Long-term antioxidant supplementation improves arterial health
An article published online on July 6, 2010 in Nutrition and Metabolism reports the outcome of a clinical trial which found that supplementing with four important antioxidants improved arterial elasticity and high density lipoprotein (HDL) cholesterol levels while reducing hemoglobin A1C (glycated hemoglobin, or HbA1C, a marker of prolonged elevated blood glucose) in men and women at risk of cardiovascular disease.
Reuven Zimlichman and colleagues at Israel's Wolfson Medical Center enrolled 70 patients from the Center's hypertension clinic who had at least two of the following risk factors: high blood pressure, diabetes, low HDL cholesterol or cigarette smoking. Participants were randomized to daily supplementation with 1000 milligrams vitamin C, 400 international units vitamin E, 200 micrograms selenium and 120 milligrams coenzyme Q10, or a placebo for 6 months. Arterial elasticity and blood levels of lipids, HbA1C and other factors were evaluated before treatment and at three and six months.
By the end of the treatment period, HDL-cholesterol increased and blood pressure and HbA1C were reduced compared to baseline levels among those who received antioxidants while remaining relatively unchanged in those who received a placebo. Small and large arterial elasticity also significantly improved in the antioxidant-supplemented group.
In their discussion of possible mechanisms for the antioxidants, the authors remark that "Combined supplementation of vitamin E and C have been shown to inhibit DNA oxidation by hydrogen peroxide in human lymphocytes, to enhance endogenous plasma and tissue antioxidant defenses and restore endothelium dependent vasoactivity. Coenzyme Q10, which plays an essential role as an electron carrier in mitochondrial oxidative phosphorylation, improves endothelial dysfunction in diabetic patients. Finally, selenium as a determinant of antioxidative glutathione peroxidase 1 expression and activity provides significant protection of the coronary artery endothelium against damage by oxidative stress."
"Antioxidant supplementation significantly increased large and small artery elasticity in patients with multiple cardiovascular risk factors," Dr Zimlichman concluded. "The findings of the present study justify investigating the overall clinical impact of antioxidant treatment in patients with multiple cardiovascular risk factors."
In the world of conventional medicine, atherosclerosis is a widely misunderstood disease, perhaps because of a fundamental misconception about the nature of the arteries themselves. In this antiquated view, the arteries have been thought of as stiff pipes that gradually become clogged with excess cholesterol floating around the bloodstream. The solution recommended most often has been to reduce the dietary consumption of fats in order to lower levels of cholesterol, triglycerides, and low-density lipoprotein (LDL) in the blood.

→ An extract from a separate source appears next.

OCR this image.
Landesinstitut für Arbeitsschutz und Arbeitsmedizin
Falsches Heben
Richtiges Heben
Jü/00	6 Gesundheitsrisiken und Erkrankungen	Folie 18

Today, our understanding of atherosclerosis has literally redefined the disease. We now understand atherosclerosis as a chronic inflammatory disease that affects the way arteries function at the most basic level. Instead of viewing the arteries as pipes through which blood flows, we now understand that arteries are muscular organs that change and adapt to their environment and contract and expand in response to multiple factors, helping to raise and lower blood pressure and distribute blood throughout the body. Finally, we have begun to unravel the biochemical processes that underlie atherosclerosis.

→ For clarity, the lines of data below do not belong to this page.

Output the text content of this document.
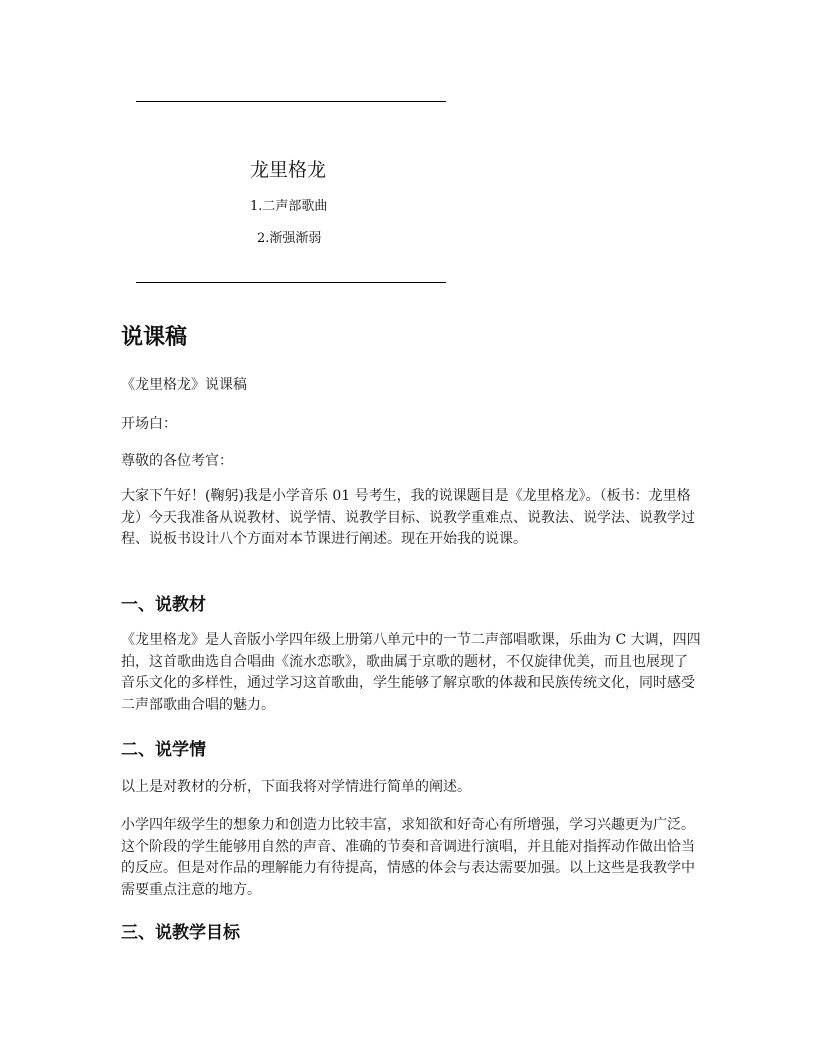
龙里格龙
1.二声部歌曲
2.渐强渐弱
说课稿

《龙里格龙》说课稿

开场白：

尊敬的各位考官：

大家下午好！(鞠躬)我是小学音乐 01 号考生，我的说课题目是《龙里格龙》。（板书：龙里格龙）今天我准备从说教材、说学情、说教学目标、说教学重难点、说教法、说学法、说教学过程、说板书设计八个方面对本节课进行阐述。现在开始我的说课。

一、说教材

《龙里格龙》是人音版小学四年级上册第八单元中的一节二声部唱歌课，乐曲为 C 大调，四四拍，这首歌曲选自合唱曲《流水恋歌》，歌曲属于京歌的题材，不仅旋律优美，而且也展现了音乐文化的多样性，通过学习这首歌曲，学生能够了解京歌的体裁和民族传统文化，同时感受二声部歌曲合唱的魅力。

二、说学情

以上是对教材的分析，下面我将对学情进行简单的阐述。

小学四年级学生的想象力和创造力比较丰富，求知欲和好奇心有所增强，学习兴趣更为广泛。这个阶段的学生能够用自然的声音、准确的节奏和音调进行演唱，并且能对指挥动作做出恰当的反应。但是对作品的理解能力有待提高，情感的体会与表达需要加强。以上这些是我教学中需要重点注意的地方。

三、说教学目标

Vitamin C inhibits damage caused by oxidative stress. In cigarette smokers, daily supplementation with 500 mg vitamin C significantly decreased the appearance of oxidative stress markers (Dietrich M et al 2002). Another study showed that supplementation with 500 mg vitamin C and 400 IU vitamin E daily significantly reduced the development of accelerated coronary arteriosclerosis following cardiac transplantation (Fang JC et al 2002). Vitamin C’s benefits seem especially profound in people who suffer from both diabetes and coronary artery disease. One study demonstrated that, in this group, vitamin C significantly improved vasodilation (Antoniades C et al 2004).
Vitamin E is often studied in conjunction with vitamin C for its potent antioxidant powers. It has been shown to decrease lipid peroxidation and inhibit smooth muscle cell proliferation, platelet aggregation, monocyte adhesion, oxidized LDL uptake, and cytokine production—all of which occur during atherosclerosis (Munteanu A et al 2004; Harris A et al 2002). In cultured arterial endothelial cells, vitamin E increased the production of prostacyclin, a potent vasodilator and inhibitor of platelet aggregation (Wu D et al 2004). Most vitamin E supplements come in the form of alpha-tocopherol. Life Extension recommends about 400 IU alpha-tocopherol a day, along with at least 200 mg gamma-tocopherol and 100 mg of coenzyme Q10. There is a concern that taking only the “alpha” form of vitamin E could deplete the body of gamma-tocopherol, a critically important antioxidant. Coenzyme Q10 helps regenerate oxidized vitamin E in the body.